I see an interesting repeat here despite the 2 different seed values. Again, this is a simple experiment. It does show that the same PRNG configured slightly differently can generate a hit. 

Experiment 2 – Percentages

I will now see if there can be at least one hit found by just guessing at random numbers. The next question is to find out how often that happens per 10,000,000,000 tries? It also seems to be a function on the range of the value. Taking an educated guess, the larger the range, the longer it takes to get a hit. Let’s see if that is true by running an experiment. 
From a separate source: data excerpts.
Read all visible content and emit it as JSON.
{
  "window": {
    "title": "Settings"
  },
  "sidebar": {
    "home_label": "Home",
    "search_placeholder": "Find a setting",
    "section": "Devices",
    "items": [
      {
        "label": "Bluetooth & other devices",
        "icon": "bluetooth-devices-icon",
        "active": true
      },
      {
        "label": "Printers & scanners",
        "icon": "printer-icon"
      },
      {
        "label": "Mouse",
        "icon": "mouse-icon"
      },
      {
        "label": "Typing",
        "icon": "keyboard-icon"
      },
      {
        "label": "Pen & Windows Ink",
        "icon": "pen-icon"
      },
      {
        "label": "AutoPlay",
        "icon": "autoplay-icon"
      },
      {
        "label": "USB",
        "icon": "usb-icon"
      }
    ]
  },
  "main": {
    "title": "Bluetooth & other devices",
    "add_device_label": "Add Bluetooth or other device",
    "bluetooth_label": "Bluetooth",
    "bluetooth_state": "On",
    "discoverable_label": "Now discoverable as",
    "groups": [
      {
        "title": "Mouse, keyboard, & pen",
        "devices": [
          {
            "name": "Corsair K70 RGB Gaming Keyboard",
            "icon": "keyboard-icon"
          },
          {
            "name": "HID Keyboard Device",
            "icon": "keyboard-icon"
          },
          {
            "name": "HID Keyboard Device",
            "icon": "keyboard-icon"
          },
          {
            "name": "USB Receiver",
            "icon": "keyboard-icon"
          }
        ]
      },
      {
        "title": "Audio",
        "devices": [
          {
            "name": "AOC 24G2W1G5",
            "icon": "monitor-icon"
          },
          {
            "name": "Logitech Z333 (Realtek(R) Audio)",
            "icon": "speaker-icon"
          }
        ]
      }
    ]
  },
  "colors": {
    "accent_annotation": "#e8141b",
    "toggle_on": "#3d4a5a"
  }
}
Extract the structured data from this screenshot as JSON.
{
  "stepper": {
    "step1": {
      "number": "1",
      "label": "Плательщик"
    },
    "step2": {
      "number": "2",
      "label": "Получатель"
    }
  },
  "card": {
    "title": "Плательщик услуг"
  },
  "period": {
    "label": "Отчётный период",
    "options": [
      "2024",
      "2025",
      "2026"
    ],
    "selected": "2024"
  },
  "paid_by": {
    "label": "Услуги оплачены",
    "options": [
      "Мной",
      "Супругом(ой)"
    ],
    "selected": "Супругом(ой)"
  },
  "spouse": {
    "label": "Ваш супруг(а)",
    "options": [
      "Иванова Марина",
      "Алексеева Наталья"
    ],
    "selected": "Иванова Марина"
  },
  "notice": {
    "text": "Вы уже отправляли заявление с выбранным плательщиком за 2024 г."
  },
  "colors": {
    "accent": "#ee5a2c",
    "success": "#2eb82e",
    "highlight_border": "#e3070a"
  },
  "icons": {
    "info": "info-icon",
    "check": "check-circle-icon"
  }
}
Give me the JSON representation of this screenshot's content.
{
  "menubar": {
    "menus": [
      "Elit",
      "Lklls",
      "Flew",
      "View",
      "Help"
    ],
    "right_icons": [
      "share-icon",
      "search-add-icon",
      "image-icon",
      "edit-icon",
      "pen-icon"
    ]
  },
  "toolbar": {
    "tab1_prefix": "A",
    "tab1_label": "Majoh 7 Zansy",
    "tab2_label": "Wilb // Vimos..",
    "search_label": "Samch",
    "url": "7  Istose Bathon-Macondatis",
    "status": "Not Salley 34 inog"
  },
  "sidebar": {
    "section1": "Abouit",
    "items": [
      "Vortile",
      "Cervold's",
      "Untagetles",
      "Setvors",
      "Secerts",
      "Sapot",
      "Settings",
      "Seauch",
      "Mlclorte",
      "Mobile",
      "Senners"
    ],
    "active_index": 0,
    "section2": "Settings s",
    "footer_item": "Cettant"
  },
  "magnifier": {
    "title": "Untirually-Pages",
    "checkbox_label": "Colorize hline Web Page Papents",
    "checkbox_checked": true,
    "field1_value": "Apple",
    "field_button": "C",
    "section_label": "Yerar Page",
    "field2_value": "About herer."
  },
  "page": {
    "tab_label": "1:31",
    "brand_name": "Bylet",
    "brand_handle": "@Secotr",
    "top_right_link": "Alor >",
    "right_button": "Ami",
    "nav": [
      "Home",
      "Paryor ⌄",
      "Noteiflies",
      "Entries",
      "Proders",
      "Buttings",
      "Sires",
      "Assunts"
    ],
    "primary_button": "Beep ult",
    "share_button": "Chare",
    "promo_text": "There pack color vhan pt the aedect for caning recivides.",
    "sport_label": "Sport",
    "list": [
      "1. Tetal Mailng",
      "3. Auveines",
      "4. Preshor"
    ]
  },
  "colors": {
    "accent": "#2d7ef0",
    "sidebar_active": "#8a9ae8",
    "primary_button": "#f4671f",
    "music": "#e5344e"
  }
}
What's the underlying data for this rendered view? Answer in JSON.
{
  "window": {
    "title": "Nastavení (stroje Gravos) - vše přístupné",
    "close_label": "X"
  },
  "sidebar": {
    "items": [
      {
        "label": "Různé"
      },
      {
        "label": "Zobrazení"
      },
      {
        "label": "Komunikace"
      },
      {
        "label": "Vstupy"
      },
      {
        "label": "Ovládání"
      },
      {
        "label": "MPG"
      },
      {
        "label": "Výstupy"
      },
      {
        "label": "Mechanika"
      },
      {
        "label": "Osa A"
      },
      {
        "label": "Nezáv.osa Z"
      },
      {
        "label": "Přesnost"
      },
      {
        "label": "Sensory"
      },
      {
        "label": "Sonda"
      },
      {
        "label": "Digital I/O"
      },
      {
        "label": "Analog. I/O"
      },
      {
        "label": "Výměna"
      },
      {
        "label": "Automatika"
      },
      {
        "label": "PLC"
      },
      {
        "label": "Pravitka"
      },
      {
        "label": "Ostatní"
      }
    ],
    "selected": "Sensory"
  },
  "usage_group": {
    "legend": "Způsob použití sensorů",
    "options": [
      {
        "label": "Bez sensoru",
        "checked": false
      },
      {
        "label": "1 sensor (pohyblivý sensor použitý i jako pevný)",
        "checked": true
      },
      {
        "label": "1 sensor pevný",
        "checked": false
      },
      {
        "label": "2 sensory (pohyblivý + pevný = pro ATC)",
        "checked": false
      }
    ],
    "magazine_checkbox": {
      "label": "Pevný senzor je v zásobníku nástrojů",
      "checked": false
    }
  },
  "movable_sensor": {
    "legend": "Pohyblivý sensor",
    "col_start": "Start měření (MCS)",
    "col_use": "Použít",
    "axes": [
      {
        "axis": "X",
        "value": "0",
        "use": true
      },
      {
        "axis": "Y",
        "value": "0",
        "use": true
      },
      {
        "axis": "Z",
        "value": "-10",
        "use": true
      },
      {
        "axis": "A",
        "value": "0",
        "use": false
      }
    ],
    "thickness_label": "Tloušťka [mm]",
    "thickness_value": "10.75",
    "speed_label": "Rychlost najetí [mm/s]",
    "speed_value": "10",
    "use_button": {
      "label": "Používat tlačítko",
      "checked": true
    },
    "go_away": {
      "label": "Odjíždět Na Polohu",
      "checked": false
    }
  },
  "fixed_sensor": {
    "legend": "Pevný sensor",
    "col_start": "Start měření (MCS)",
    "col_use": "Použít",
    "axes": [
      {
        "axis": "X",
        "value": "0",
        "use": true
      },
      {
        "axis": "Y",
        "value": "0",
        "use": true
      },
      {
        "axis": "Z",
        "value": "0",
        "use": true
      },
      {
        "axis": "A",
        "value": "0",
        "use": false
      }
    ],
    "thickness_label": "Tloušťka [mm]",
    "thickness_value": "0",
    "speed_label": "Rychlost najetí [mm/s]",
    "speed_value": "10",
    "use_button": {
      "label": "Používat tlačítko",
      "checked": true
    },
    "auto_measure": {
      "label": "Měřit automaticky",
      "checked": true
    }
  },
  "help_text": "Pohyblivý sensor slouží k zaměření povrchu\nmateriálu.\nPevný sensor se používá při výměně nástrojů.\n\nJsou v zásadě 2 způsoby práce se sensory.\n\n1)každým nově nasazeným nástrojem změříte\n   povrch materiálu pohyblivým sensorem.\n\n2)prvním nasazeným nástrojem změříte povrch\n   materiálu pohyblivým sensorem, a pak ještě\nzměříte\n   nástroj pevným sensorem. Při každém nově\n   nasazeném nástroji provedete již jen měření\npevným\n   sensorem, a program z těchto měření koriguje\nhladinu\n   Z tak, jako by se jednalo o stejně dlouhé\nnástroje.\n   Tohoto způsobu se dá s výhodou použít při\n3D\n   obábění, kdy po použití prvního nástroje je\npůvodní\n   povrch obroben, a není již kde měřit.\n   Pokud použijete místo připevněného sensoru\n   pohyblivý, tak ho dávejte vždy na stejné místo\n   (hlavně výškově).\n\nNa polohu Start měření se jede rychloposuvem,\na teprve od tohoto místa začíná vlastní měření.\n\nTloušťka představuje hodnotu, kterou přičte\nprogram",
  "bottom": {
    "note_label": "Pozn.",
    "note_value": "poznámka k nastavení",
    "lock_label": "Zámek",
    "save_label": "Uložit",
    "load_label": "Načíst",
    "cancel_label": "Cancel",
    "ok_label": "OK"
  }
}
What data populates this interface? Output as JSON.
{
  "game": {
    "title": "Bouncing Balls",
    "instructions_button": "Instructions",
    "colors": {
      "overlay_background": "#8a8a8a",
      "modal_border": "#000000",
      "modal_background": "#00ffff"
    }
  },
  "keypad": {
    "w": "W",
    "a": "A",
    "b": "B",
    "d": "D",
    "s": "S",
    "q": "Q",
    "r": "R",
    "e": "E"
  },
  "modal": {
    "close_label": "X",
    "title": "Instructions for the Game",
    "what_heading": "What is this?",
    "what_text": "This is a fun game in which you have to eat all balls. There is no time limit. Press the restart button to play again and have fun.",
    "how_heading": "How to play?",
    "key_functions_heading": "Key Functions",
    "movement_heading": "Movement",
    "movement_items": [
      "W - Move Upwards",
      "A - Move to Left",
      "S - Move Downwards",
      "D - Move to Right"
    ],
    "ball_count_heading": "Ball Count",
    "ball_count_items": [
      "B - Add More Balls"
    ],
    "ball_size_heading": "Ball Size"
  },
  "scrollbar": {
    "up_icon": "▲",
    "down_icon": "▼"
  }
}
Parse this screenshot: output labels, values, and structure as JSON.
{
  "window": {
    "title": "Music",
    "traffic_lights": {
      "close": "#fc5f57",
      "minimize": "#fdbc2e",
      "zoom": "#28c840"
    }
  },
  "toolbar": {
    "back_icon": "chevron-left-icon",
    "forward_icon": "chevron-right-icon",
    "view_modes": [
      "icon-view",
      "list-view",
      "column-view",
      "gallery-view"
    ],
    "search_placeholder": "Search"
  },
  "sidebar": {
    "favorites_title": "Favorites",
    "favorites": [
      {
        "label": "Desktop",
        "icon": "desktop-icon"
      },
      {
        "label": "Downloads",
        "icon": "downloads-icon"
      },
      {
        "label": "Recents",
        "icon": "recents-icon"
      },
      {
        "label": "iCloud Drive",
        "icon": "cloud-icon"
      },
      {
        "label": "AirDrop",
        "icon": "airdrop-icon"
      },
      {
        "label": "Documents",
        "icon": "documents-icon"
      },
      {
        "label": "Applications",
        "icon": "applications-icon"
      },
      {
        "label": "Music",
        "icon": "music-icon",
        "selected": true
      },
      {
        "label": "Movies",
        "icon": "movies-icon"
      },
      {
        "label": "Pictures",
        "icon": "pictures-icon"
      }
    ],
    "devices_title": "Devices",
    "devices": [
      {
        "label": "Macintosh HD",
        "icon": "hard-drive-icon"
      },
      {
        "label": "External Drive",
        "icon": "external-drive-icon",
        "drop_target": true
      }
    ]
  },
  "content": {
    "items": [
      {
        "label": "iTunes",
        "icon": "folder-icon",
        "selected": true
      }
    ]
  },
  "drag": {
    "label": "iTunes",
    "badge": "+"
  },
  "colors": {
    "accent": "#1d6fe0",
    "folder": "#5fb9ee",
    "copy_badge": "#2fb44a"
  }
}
Since the seed pairs did not really change the results too far out, I will use seeds of 100 and 200.

Results:

+-------------+--------------+----------+-------------+--------------+---------------+
|   trial_num |   high_fence |     hits |      misses |   hit perct. |   miss perct. |
+=============+==============+==========+=============+==============+===============+
|           0 |          100 | 99024723 |  9900975277 |   0.990247   |       99.0098 |
+-------------+--------------+----------+-------------+--------------+---------------+
|           1 |         1000 |  9983211 |  9990016789 |   0.0998321  |       99.9002 |
+-------------+--------------+----------+-------------+--------------+---------------+
|           2 |        10000 |   999819 |  9999000181 |   0.00999819 |       99.99   |
+-------------+--------------+----------+-------------+--------------+---------------+
|           3 |       100000 |    99723 |  9999900277 |   0.00099723 |       99.999  |
+-------------+--------------+----------+-------------+--------------+---------------+
|           4 |      1000000 |    10103 |  9999989897 |   0.00010103 |       99.9999 |
+-------------+--------------+----------+-------------+--------------+---------------+
|           5 |     10000000 |      982 |  9999999018 |   9.82e-06   |      100      |
+-------------+--------------+----------+-------------+--------------+---------------+
|           6 |    100000000 |       91 |  9999999909 |   9.1e-07    |      100      |
+-------------+--------------+----------+-------------+--------------+---------------+
|           7 |   1000000000 |       14 |  9999999986 |   1.4e-07    |      100      |
+-------------+--------------+----------+-------------+--------------+---------------+
|           8 |  10000000000 |        2 |  9999999998 |   2e-08      |      100      |
+-------------+--------------+----------+-------------+--------------+---------------+
|           9 | 100000000000 |        0 | 10000000000 |   0          |      100      |
+-------------+--------------+----------+-------------+--------------+---------------+

This is better than I expected. Look at the first trial 0. See how the percentage is highest at near 1%. I thought it would be even higher.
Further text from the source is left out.